Habité de ce charme mystérieux et indicible, le cante jondo est un art libre qui vit et évolue au-delà même de l'artiste. Le "cantaor" emprunte et interprète, à l'écoute de ses sensations. Mais au final, "les poèmes du cante jondo ne sont de personne." Dans ce nouvel écrin, entre conscience et subconscience, le chant primitif andalou revit et prend place au panthéon des plus grandes expressions artistiques.


Des livres et du théâtre

Cette obstination acharnée de Lorca à revaloriser la culture populaire procède d'un autre combat, plus vaste encore. Dans la république espagnole balbutiante, le grand poète de la nation défend vigoureusement le droit de chacun à accéder au savoir. En 1932, Lorca le dramaturge monte son projet de 'La Barraca', une troupe de théâtre itinérante et gratuite. De village en village, elle présente à un public populaire, le plus souvent illettré, les grandes oeuvres du répertoire espagnol. Un triomphe !

Avant d'être économiques, pense-t-il, les revendications doivent être culturelles. Du pain pour vivre, mais pas "en esclaves d'une terrible organisation de la société." Dans sa pièce de théâtre 'La Maison de Bernarda Alba', Garcia Lorca nous emmène au coeur d'un foyer andalou composé exclusivement de femmes et subissant l'autorité tyrannique de leur mère. Les quatre murs de la maison se dressent alors de toute leur hauteur, symbole de l'enfermement dont souffre la société espagnole.

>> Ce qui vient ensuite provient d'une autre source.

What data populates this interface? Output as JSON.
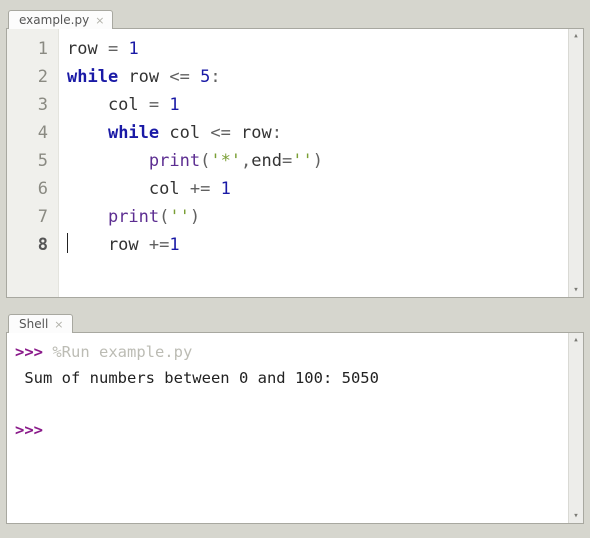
{
  "editor": {
    "tab_label": "example.py",
    "current_line": 8,
    "lines": [
      {
        "n": 1,
        "tokens": [
          [
            "",
            "row "
          ],
          [
            "op",
            "="
          ],
          [
            "",
            " "
          ],
          [
            "num",
            "1"
          ]
        ]
      },
      {
        "n": 2,
        "tokens": [
          [
            "kw",
            "while"
          ],
          [
            "",
            " row "
          ],
          [
            "op",
            "<="
          ],
          [
            "",
            " "
          ],
          [
            "num",
            "5"
          ],
          [
            "op",
            ":"
          ]
        ]
      },
      {
        "n": 3,
        "tokens": [
          [
            "",
            "    col "
          ],
          [
            "op",
            "="
          ],
          [
            "",
            " "
          ],
          [
            "num",
            "1"
          ]
        ]
      },
      {
        "n": 4,
        "tokens": [
          [
            "",
            "    "
          ],
          [
            "kw",
            "while"
          ],
          [
            "",
            " col "
          ],
          [
            "op",
            "<="
          ],
          [
            "",
            " row"
          ],
          [
            "op",
            ":"
          ]
        ]
      },
      {
        "n": 5,
        "tokens": [
          [
            "",
            "        "
          ],
          [
            "bfn",
            "print"
          ],
          [
            "op",
            "("
          ],
          [
            "str",
            "'*'"
          ],
          [
            "op",
            ","
          ],
          [
            "",
            "end"
          ],
          [
            "op",
            "="
          ],
          [
            "str",
            "''"
          ],
          [
            "op",
            ")"
          ]
        ]
      },
      {
        "n": 6,
        "tokens": [
          [
            "",
            "        col "
          ],
          [
            "op",
            "+="
          ],
          [
            "",
            " "
          ],
          [
            "num",
            "1"
          ]
        ]
      },
      {
        "n": 7,
        "tokens": [
          [
            "",
            "    "
          ],
          [
            "bfn",
            "print"
          ],
          [
            "op",
            "("
          ],
          [
            "str",
            "''"
          ],
          [
            "op",
            ")"
          ]
        ]
      },
      {
        "n": 8,
        "tokens": [
          [
            "",
            "    row "
          ],
          [
            "op",
            "+="
          ],
          [
            "num",
            "1"
          ]
        ]
      }
    ]
  },
  "shell": {
    "tab_label": "Shell",
    "prompt": ">>>",
    "run_command": "%Run example.py",
    "output": " Sum of numbers between 0 and 100: 5050"
  }
}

Lorca veut un peuple fier de sa terre, conscient de son existence et de sa culture. Avant de prier pour qu'une pluie divine vienne arroser ses semis ou pour qu'un soleil dore généreusement ses champs de vignes, un homme doit avant tout pouvoir se délecter de tous les fruits de l'esprit humain, à la lumière de la connaissance. Ainsi seulement pourra-t-il résoudre les problèmes auxquels il est confronté.

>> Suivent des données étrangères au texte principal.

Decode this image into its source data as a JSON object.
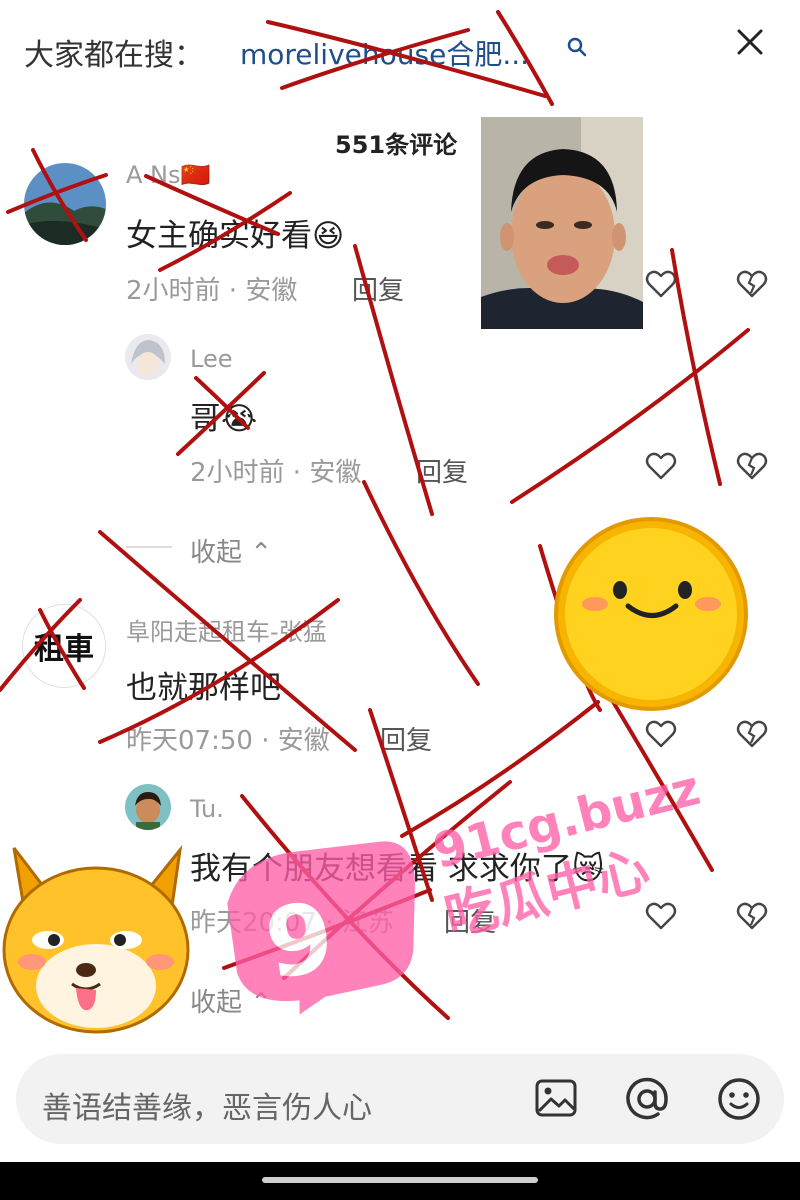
{
  "search": {
    "prefix": "大家都在搜：",
    "term": "morelivehouse合肥..."
  },
  "comments_header": {
    "count": "551条评论"
  },
  "comments": [
    {
      "name": "A Ns🇨🇳",
      "text": "女主确实好看😆",
      "meta": "2小时前 · 安徽",
      "reply": "回复"
    },
    {
      "name": "Lee",
      "text": "哥😭",
      "meta": "2小时前 · 安徽",
      "reply": "回复"
    },
    {
      "collapse": "收起"
    },
    {
      "name": "阜阳走起租车-张猛",
      "avatar_text": "租車",
      "text": "也就那样吧",
      "meta": "昨天07:50 · 安徽",
      "reply": "回复"
    },
    {
      "name": "Tu.",
      "text": "我有个朋友想看看 求求你了😿",
      "meta": "昨天20:07 · 江苏",
      "reply": "回复"
    },
    {
      "collapse": "收起"
    }
  ],
  "input": {
    "placeholder": "善语结善缘，恶言伤人心"
  },
  "watermark": {
    "line1": "91cg.buzz",
    "line2": "吃瓜中心"
  },
  "colors": {
    "accent_blue": "#1f4e8c",
    "scribble_red": "#b01010",
    "watermark_pink": "#ff5fa8"
  }
}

Lorca, symbole de l'intelligence persécutée

La peine, la douleur, la passion et le suicide hantent ses écrits. Des histoires d'amours contrariées ou incomprises dans 'La Savetière prodigieuse' ou 'Yerma'. Des hommes à la jalousie violente dans 'Noces de sang'. L'angoisse du temps qui passe dans 'Lorsque cinq ans seront passés'. Lorca se penche sur cette recherche existentielle du sens à donner à la vie. A travers ce travail introspectif, l'artiste chasse ses propres déchirements. Il y dissimule ses doutes et ses désirs. Notamment, comment assumer son homosexualité dans un pays où le sentiment amoureux ne peut être considéré qu'à travers le prisme d'un catholicisme acéré ? Ecoeuré, l'artiste partira d'ailleurs aérer son esprit aux Etats-Unis et à Cuba. De retour, Lorca publiera le recueil 'Poète à New York', dans lequel il évoque avec soulagement son homosexualité dans le poème 'Ode à Walt Whitman'. Néanmoins, ce mal-être persistant restera en filigrane dans bon nombre de ses créations.

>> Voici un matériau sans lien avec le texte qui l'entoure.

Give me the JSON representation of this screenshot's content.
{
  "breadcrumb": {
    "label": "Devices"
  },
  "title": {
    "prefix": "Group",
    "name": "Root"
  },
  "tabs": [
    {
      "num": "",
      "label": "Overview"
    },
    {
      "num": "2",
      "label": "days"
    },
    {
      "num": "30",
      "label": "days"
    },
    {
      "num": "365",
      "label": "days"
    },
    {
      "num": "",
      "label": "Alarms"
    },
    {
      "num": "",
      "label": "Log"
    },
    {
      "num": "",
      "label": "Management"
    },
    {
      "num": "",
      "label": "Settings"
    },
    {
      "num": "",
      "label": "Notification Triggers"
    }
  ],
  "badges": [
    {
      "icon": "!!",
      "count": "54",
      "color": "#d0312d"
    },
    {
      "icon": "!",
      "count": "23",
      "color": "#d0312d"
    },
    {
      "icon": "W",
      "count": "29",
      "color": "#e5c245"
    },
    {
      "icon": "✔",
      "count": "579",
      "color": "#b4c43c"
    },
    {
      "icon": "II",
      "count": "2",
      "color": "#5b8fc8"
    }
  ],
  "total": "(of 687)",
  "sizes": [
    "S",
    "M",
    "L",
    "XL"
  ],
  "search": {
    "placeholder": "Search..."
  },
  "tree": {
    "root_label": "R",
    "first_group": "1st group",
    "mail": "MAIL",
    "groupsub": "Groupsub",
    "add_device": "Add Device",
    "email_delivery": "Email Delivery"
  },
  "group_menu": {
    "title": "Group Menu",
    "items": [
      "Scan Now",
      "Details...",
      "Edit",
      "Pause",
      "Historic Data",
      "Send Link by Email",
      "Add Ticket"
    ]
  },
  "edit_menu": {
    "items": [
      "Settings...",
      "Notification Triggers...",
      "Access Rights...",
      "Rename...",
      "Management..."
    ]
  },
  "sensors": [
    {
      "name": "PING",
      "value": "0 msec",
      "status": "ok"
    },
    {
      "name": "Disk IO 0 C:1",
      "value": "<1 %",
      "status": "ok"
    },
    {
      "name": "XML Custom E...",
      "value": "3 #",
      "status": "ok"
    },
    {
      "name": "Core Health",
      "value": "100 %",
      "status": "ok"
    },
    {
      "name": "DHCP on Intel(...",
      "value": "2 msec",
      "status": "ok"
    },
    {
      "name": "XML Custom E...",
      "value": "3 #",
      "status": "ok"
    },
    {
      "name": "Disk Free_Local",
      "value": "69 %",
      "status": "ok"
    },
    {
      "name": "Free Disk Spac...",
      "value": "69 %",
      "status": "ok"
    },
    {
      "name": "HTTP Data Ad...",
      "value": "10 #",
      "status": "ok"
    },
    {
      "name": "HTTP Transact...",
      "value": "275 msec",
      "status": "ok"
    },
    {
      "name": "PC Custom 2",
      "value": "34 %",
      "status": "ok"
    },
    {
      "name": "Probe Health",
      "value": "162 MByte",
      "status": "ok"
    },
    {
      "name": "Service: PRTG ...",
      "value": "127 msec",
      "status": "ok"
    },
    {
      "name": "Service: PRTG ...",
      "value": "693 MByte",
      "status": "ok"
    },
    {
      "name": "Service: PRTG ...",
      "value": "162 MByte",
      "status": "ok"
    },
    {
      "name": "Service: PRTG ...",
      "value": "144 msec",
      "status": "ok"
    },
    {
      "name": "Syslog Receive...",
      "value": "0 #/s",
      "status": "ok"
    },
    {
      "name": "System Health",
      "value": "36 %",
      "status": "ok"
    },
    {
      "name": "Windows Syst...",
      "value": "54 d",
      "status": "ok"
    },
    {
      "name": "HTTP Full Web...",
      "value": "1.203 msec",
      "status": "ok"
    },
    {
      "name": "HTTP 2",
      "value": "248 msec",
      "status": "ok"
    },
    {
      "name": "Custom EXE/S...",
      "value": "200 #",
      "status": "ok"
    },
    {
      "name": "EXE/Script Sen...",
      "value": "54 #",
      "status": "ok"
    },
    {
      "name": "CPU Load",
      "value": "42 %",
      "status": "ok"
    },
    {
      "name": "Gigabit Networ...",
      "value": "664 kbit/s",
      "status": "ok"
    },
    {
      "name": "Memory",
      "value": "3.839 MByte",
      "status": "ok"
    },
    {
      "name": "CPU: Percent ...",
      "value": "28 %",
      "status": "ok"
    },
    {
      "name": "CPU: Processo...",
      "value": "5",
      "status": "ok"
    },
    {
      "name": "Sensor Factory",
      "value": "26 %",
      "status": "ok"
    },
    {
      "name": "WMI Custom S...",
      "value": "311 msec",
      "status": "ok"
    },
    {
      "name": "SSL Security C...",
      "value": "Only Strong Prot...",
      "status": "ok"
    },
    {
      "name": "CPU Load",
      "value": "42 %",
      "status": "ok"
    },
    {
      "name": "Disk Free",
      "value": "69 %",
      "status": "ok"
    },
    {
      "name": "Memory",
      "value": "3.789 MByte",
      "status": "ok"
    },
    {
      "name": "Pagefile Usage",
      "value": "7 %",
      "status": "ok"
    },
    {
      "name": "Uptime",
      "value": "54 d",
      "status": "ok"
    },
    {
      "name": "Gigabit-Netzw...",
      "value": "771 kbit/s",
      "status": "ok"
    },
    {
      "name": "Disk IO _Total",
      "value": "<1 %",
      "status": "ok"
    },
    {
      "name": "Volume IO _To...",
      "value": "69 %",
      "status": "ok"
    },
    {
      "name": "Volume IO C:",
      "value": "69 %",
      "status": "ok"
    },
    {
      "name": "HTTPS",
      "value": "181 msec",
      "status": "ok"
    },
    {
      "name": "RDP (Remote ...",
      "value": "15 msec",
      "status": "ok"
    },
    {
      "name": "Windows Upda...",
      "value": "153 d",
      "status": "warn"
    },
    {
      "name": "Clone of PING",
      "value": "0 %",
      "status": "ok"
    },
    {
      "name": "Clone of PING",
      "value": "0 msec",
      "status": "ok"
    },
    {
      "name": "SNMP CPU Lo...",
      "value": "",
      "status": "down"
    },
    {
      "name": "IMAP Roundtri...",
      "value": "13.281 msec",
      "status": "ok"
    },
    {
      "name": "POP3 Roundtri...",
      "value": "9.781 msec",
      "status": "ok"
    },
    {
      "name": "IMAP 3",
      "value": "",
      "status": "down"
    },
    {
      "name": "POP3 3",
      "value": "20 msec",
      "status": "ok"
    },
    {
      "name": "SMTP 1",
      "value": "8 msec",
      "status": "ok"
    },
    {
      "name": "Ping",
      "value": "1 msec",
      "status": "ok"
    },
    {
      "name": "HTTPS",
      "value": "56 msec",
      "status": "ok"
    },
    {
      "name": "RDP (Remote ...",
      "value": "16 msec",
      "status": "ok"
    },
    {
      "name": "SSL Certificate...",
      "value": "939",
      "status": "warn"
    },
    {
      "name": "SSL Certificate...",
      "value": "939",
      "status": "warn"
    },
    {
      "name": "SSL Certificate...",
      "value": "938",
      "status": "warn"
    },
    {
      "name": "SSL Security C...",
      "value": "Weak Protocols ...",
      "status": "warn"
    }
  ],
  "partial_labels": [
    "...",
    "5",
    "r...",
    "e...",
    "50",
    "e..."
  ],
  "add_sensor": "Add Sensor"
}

Prodige aux envolées lyriques au destin tragique, le rossignol andalou est abattu en plein vol le 17 (ou 18) août 1936, près de sa Grenade, par des membres de la Falange española (3). En hommage au poète fusillé, l'écrivain et critique d'art Jean Cassou écrira : "Ce que les balles fascistes ont frappé dans cette gorge et dans ce coeur est autre chose que la simple vie d'un ennemi : c'était une des sources mêmes, une des jaillissantes fontaines de l'émotion universelle ."


L'Andalousie se meurt, l'Andalousie est morte…

Garcia Lorca laisse derrière lui une oeuvre sensuelle et engagée. Elle relie tradition et surréalisme, en revisitant une culture ancestrale pour en faire l'étendard d'un processus créatif moderne. Pourtant, son inclination sexuelle "amorale" dans une certaine mesure, son engagement intellectuel contestataire surtout ont fini par avoir raison de celui qui, avec d'autres, comme Manuel de Falla ou Picasso, ont très largement contribué à l'émergence d'un nouvel âge d'or de la création artistique espagnole. De ses vers, le poète à l'habit de lumière laisse monter le chant des vertes montagnes de sa terre grenadine, sur lesquelles semblent dévaler de blanches avalanches. Ces villages aux ruelles étroites le long desquelles les oranges viennent tenter le passant. Des oranges qui renferment leur amertume dans une enveloppe chaleureuse et sucrée. A l'image de l'artiste, enthousiaste et affectueux à l'extérieur, mais rongé en dedans par une douleur âpre et acide. Lorca n'est pas un poète andalou. Il est l'Andalousie.

...
Mataron a Federico
cuando la luz asomaba.
El peloton de verdugos
no oso mirarle a la cara.
Todos cerraron los ojos ;
Rezaron : ni Dios te salva !
...

Antonio Machado
(4)




(1) Conférence donnée par Lorca en février 1922 intitulée 'Le Cante jondo (chant andalou primitif)'.

(2) 'La Théorie et le jeu du duende'.

(3) Organisation politique espagnole paramilitaire d'extrême droite fondée le 29 octobre 1933.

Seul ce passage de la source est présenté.